- Aug 10th. 2006
- By Erin
First and most important, let us consider who has made it a topic: the people opposed to it. The people putting it on ballots, platforms, and advertising are people hoping to use it as a wedge issue to divide progressives. The rest of us have generally preferred to focus on things of much greater importance, like this disastrous mess of a war in Iraq. Naturally these types of topics aren’t as much fun for those people, since the politicians they’ve bought are for the most part the ones who got us into this mess in the first place.
Next we have a terminology problem. First, “gay” leaves out a lot of the people affected–lesbians, bis, trans, whatevers, and all the other kinds of non-traditional families. Second, “marriage” is missing the point: it’s not about a lacy veil and a march down the aisle of a flower-bedecked church, it’s about basic fairness in all manner of tax, inheritance, insurance, medical decision-making and hospital visitation rights, child custody laws, and so on.
Herewith my proposal.
Recognize that there are two separate issues: marriage and civil union.

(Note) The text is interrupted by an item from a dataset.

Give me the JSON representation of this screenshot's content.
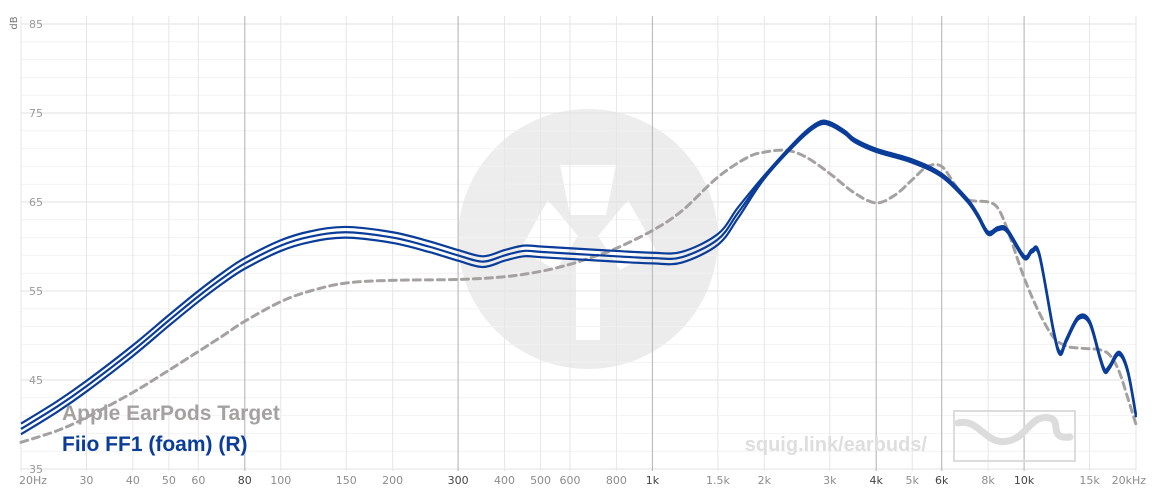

Marriage is a religious institution with moral standing. Allow religious organizations the freedom to define for themselves what marriage is and who is eligible to participate. Allow people the freedom to choose for themselves whether to participate in religious organizations, to choose to join them or not, and to choose which other organizations’ marriages they will respect and honor. Marriage confers only those privileges and responsibilities defined by the organization. The means to dissolve or annul marriages or to disallow dissolution or annulment is also assigned to the marriage-granting institution to define and regulate. Marriage has no legal standing.
Civil union is a legal institution with legal standing. Allow the states and nation to define what civil union is and let a reading of the Constitution make clear that all are equally eligible to participate. Civil union confers legal and financial privileges and responsibilities and binds its members as legally and financially responsible for each other. The means to dissolve or annul civil unions or to disallow dissolution or annulment is also assigned to the state to define and regulate. Civil union has no moral standing.
Legal dependency is just that: legal dependency. My legal dependents are my natural-born or legally adopted children and anyone else for whom I take legal responsibility.
Keep church and state separate. Keep marriage and civil union separate.
If you want both marriage and civil union, get both. If you want one but not the other, get one.
I am free to persuade my church to marry me to my female partner, and if I succeed, we shall be married in the eyes of my church and our fellow congregants. If you don’t go to my church or respect my church, you are free to consider me unmarried. You don’t have to send me a wedding present or say congratulations, and you don’t have to send me a sympathy card if someday I am bereaved. If we have sexual relations, you are free to consider them adulterous, scandalous, promiscuous, fornicatory, and all other manner of immoral; I shall not.
However, if my partner and I have joined in civil union, whether or not we have been married, and I get in a car wreck, and you work at the hospital treating me, you must respect my partner’s input as you would any legal spouse’s. If you employ me, you must offer my partner and our dependents–be they our naturally-born or legally-adopted children, or our senile parents[-in-law], or our disabled siblings, or even the refugees on whom we have taken pity and for whom we have taken legal responsibility–same insurance benefits you offer to any legal partners and dependents. If you have rental property, you must consider our lease application on its merits. If you are a tax collector, you must offer us the same dizzying array of loopholes, gotchas, deductions, and messy choices as all the straight couples get–you must ding us or discount us the same as any other civilly-united couple filing jointly or separately.